TORONTO (Reuters) -The Canadian dollar strengthened against its U.S. counterpart on Thursday, recovering from a one-week low the day before, as the level of oil prices bolstered the medium-term outlook for the currency and ahead of domestic jobs data on Friday.

The Canadian dollar was trading 0.4% higher at 1.2560 to the greenback, or 79.62 U.S. cents. On Wednesday, it touched its weakest intraday level since March 31 at 1.2634.

“We have seen partial retracement from the decline over the last couple of days,” said Greg Anderson, global head of foreign exchange strategy at BMO Capital Markets.

“With oil prices where they are – let’s call WCS still at roughly $49 a barrel – I still think CAD has room to strengthen over the medium term and even over a one-week horizon.”

Western Canadian Select (WCS), the heavy blend of oil that Canada produces, trades at a discount to the U.S. benchmark. U.S. crude futures settled 0.3% lower at $59.60 a barrel, but were up nearly 80% since last November.

The S&P 500 closed at a record high as Treasury yields fell following softer-than-anticipated labor market data, while the U.S. dollar fell to a two-week low against a basket of major currencies.
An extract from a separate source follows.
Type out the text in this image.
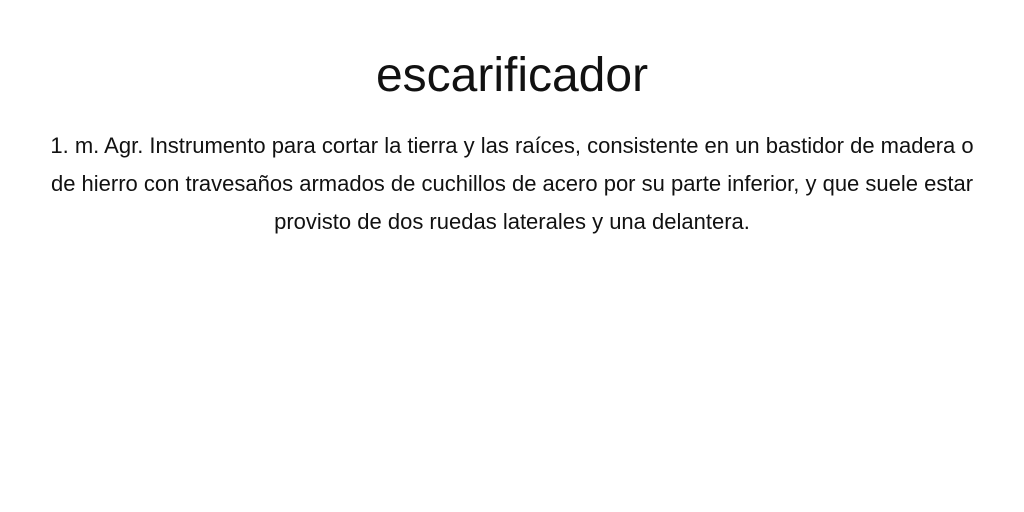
escarificador

1. m. Agr. Instrumento para cortar la tierra y las raíces, consistente en un bastidor de madera o de hierro con travesaños armados de cuchillos de acero por su parte inferior, y que suele estar provisto de dos ruedas laterales y una delantera.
Canada‘s employment report for March, due on Friday, could offer clues on the Bank of Canada‘s policy outlook. The central bank has become more upbeat about prospects for economic growth, while some strategists expect it to cut bond purchases at its next interest rate announcement on April 21.

On a more cautious note for the economy, Ontario, Canada‘s most populous province, initiated a four-week stay-at-home order as it battles a third wave of the COVID-19 pandemic.

Canadian government bond yields were lower across a flatter curve in sympathy with U.S. Treasuries. The 10-year fell 3.3 basis points to 1.469%.